Et pour convaincre le juge de paix, il ôta ses lunettes.

À la rigueur, ce pouvait être l’œil de M. Lecoq, ce pouvait être aussi sa voix. Le père Plantat était abasourdi.

– Je ne vous aurais pas reconnu, dit-il.

– C’est vrai je suis un peu changé, tenue de bureau. Hélas! que voulez-vous, le métier!..

Et avançant un fauteuil à son visiteur:

– J’ai mille excuses à vous demander, poursuivit-il, pour les formalités de l’entrée de ma maison. C’est une nécessité qui ne m’amuse guère. Je vous ai dit à quels périls je suis exposé; ces dangers me poursuivent jusque dans mon domicile officiel. Tenez, la semaine dernière, un facteur du chemin de fer se présente porteur d’un paquet à mon adresse. Janouille – c’est ma bonne – à laquelle dix ans de Fontevrault ont cependant donné un fier nez, ne se doute de rien et le fait entrer. Il me présente le paquet, j’allonge la main pour le prendre, pif! paf! deux coups de pistolet éclatent. Le paquet était un revolver enveloppé de toile cirée, le facteur était un évadé de Cayenne serré par moi l’an passé. Ah! je dois une fière chandelle à mon patron pour cette affaire-là.

Il contait cette affreuse aventure d’un ton dégagé, comme la chose la plus naturelle du monde.

– Mais en attendant qu’un mauvais coup réussisse, reprit-il, se laisser mourir de faim serait niais.

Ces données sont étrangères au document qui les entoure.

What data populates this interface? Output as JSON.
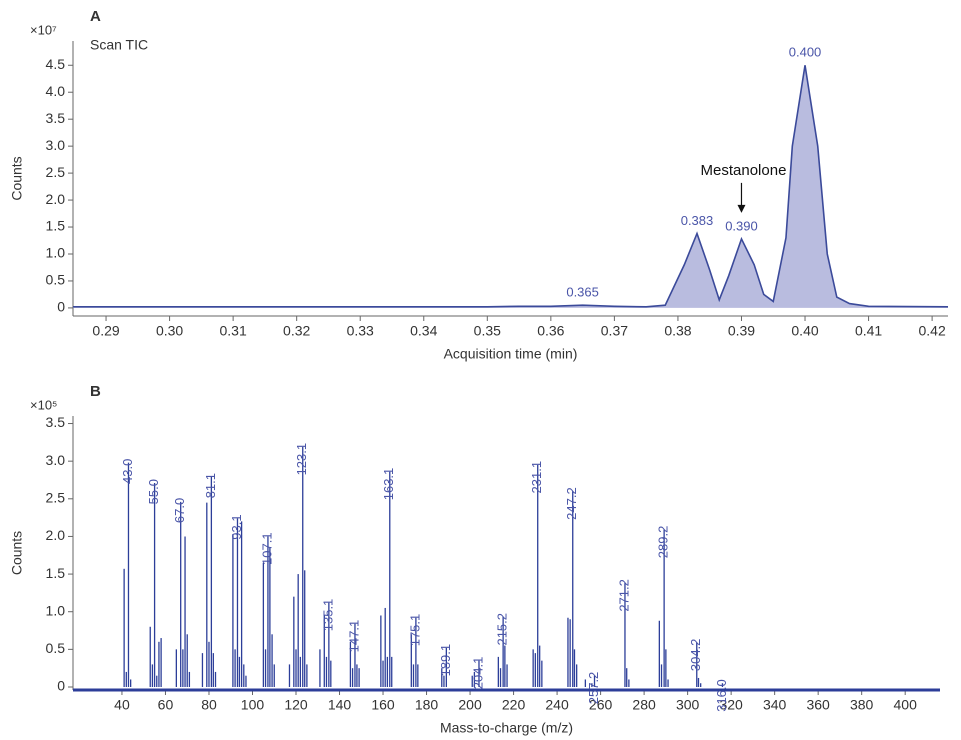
{
  "chart_data": [
    {
      "type": "area",
      "panel": "A",
      "title": "Scan TIC",
      "y_multiplier": "×10⁷",
      "ylabel": "Counts",
      "xlabel": "Acquisition time (min)",
      "line_color": "#3b4a9a",
      "fill_color": "#b9bcdf",
      "label_color": "#4a55a8",
      "x": [
        0.2848,
        0.35,
        0.355,
        0.36,
        0.365,
        0.37,
        0.375,
        0.378,
        0.381,
        0.383,
        0.385,
        0.3865,
        0.388,
        0.39,
        0.392,
        0.3935,
        0.395,
        0.397,
        0.398,
        0.4,
        0.402,
        0.4035,
        0.405,
        0.407,
        0.41,
        0.4225
      ],
      "values": [
        0.02,
        0.02,
        0.03,
        0.03,
        0.05,
        0.03,
        0.02,
        0.05,
        0.8,
        1.38,
        0.7,
        0.15,
        0.6,
        1.28,
        0.8,
        0.25,
        0.12,
        1.3,
        3.0,
        4.5,
        3.0,
        1.0,
        0.2,
        0.08,
        0.03,
        0.02
      ],
      "peak_labels": [
        {
          "value": 0.365,
          "label": "0.365"
        },
        {
          "value": 0.383,
          "label": "0.383"
        },
        {
          "value": 0.39,
          "label": "0.390"
        },
        {
          "value": 0.4,
          "label": "0.400"
        }
      ],
      "annotation": "Mestanolone",
      "xlim": [
        0.2848,
        0.4225
      ],
      "xticks": [
        {
          "value": 0.29,
          "label": "0.29"
        },
        {
          "value": 0.3,
          "label": "0.30"
        },
        0.31,
        0.32,
        0.33,
        0.34,
        0.35,
        0.36,
        0.37,
        0.38,
        0.39,
        {
          "value": 0.4,
          "label": "0.40"
        },
        0.41,
        0.42
      ],
      "ylim": [
        -0.15,
        4.95
      ],
      "yticks": [
        0,
        0.5,
        {
          "value": 1,
          "label": "1.0"
        },
        1.5,
        {
          "value": 2,
          "label": "2.0"
        },
        2.5,
        {
          "value": 3,
          "label": "3.0"
        },
        3.5,
        {
          "value": 4,
          "label": "4.0"
        },
        4.5
      ]
    },
    {
      "type": "stick",
      "panel": "B",
      "y_multiplier": "×10⁵",
      "ylabel": "Counts",
      "xlabel": "Mass-to-charge (m/z)",
      "line_color": "#2c3e99",
      "label_color": "#4a55a8",
      "x": [
        41,
        42,
        43,
        44,
        53,
        54,
        55,
        56,
        57,
        58,
        65,
        67,
        68,
        69,
        70,
        71,
        77,
        79,
        80,
        81.1,
        82,
        83,
        91,
        92,
        93.1,
        94,
        95,
        96,
        97,
        105,
        106,
        107.1,
        108,
        109,
        110,
        117,
        119,
        120,
        121,
        122,
        123.1,
        124,
        125,
        131,
        133,
        134,
        135.1,
        136,
        145,
        146,
        147.1,
        148,
        149,
        159,
        160,
        161,
        162,
        163.1,
        164,
        173,
        174,
        175.1,
        176,
        187,
        188,
        189.1,
        201,
        202,
        204.1,
        213,
        214,
        215.2,
        216,
        217,
        229,
        230,
        231.1,
        232,
        233,
        245,
        246,
        247.2,
        248,
        249,
        253,
        256,
        257.2,
        271.2,
        272,
        273,
        287,
        288,
        289.2,
        290,
        291,
        304.2,
        305,
        306,
        316
      ],
      "values": [
        1.57,
        0.2,
        2.98,
        0.1,
        0.8,
        0.3,
        2.71,
        0.15,
        0.6,
        0.65,
        0.5,
        2.46,
        0.5,
        2.0,
        0.7,
        0.2,
        0.45,
        2.45,
        0.6,
        2.79,
        0.45,
        0.2,
        2.03,
        0.5,
        2.24,
        0.4,
        2.2,
        0.3,
        0.15,
        1.65,
        0.5,
        2.0,
        1.85,
        0.7,
        0.3,
        0.3,
        1.2,
        0.5,
        1.5,
        0.4,
        3.19,
        1.55,
        0.3,
        0.5,
        0.95,
        0.4,
        1.12,
        0.35,
        0.6,
        0.25,
        0.84,
        0.3,
        0.25,
        0.95,
        0.35,
        1.05,
        0.4,
        2.86,
        0.4,
        0.7,
        0.3,
        0.92,
        0.3,
        0.25,
        0.15,
        0.52,
        0.15,
        0.2,
        0.35,
        0.4,
        0.25,
        0.93,
        0.55,
        0.3,
        0.5,
        0.45,
        2.95,
        0.55,
        0.35,
        0.92,
        0.9,
        2.6,
        0.5,
        0.3,
        0.1,
        0.05,
        0.15,
        1.38,
        0.25,
        0.1,
        0.88,
        0.3,
        2.09,
        0.5,
        0.1,
        0.59,
        0.12,
        0.05,
        0.05
      ],
      "peak_labels": [
        {
          "value": 43,
          "label": "43.0"
        },
        {
          "value": 55,
          "label": "55.0"
        },
        {
          "value": 67,
          "label": "67.0"
        },
        81.1,
        93.1,
        107.1,
        123.1,
        135.1,
        147.1,
        163.1,
        175.1,
        189.1,
        204.1,
        215.2,
        231.1,
        247.2,
        257.2,
        271.2,
        289.2,
        304.2,
        {
          "value": 316,
          "label": "316.0"
        }
      ],
      "xlim": [
        17.5,
        416
      ],
      "xticks": [
        40,
        60,
        80,
        100,
        120,
        140,
        160,
        180,
        200,
        220,
        240,
        260,
        280,
        300,
        320,
        340,
        360,
        380,
        400
      ],
      "ylim": [
        -0.04,
        3.6
      ],
      "yticks": [
        0,
        0.5,
        {
          "value": 1,
          "label": "1.0"
        },
        1.5,
        {
          "value": 2,
          "label": "2.0"
        },
        2.5,
        {
          "value": 3,
          "label": "3.0"
        },
        3.5
      ]
    }
  ]
}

Il sonna, la virago parut aussitôt.

– Janouille, lui dit-il, à déjeuner, vite deux couverts et du bon vin surtout.

Le juge de paix avait bien du mal à se remettre.

– Vous regardez ma Janouille, poursuivait M. Lecoq. Une perle, cher monsieur, qui me soigne comme son enfant et qui pour moi passerait dans le feu. Et forte, avec cela. J’ai eu bien du mal, l’autre matin, à l’empêcher d’étrangler le faux facteur. Il faut dire que j’ai pris la peine de la trier, pour mon service, entre trois ou quatre mille réclusionnaires. Elle avait été condamnée pour infanticide et incendie. C’est à cette heure la plus honnête des créatures. Je parierais que depuis trois ans qu’elle est à mon service, elle n’a pas seulement eu la pensée de me voler un centime.

Mais le père Plantat n’écoutait que d’une oreille distraite, il cherchait le moyen de couper court aux louanges de Janouille, très justes peut-être, mais déplacées à son avis, et de ramener l’entretien aux faits de la veille.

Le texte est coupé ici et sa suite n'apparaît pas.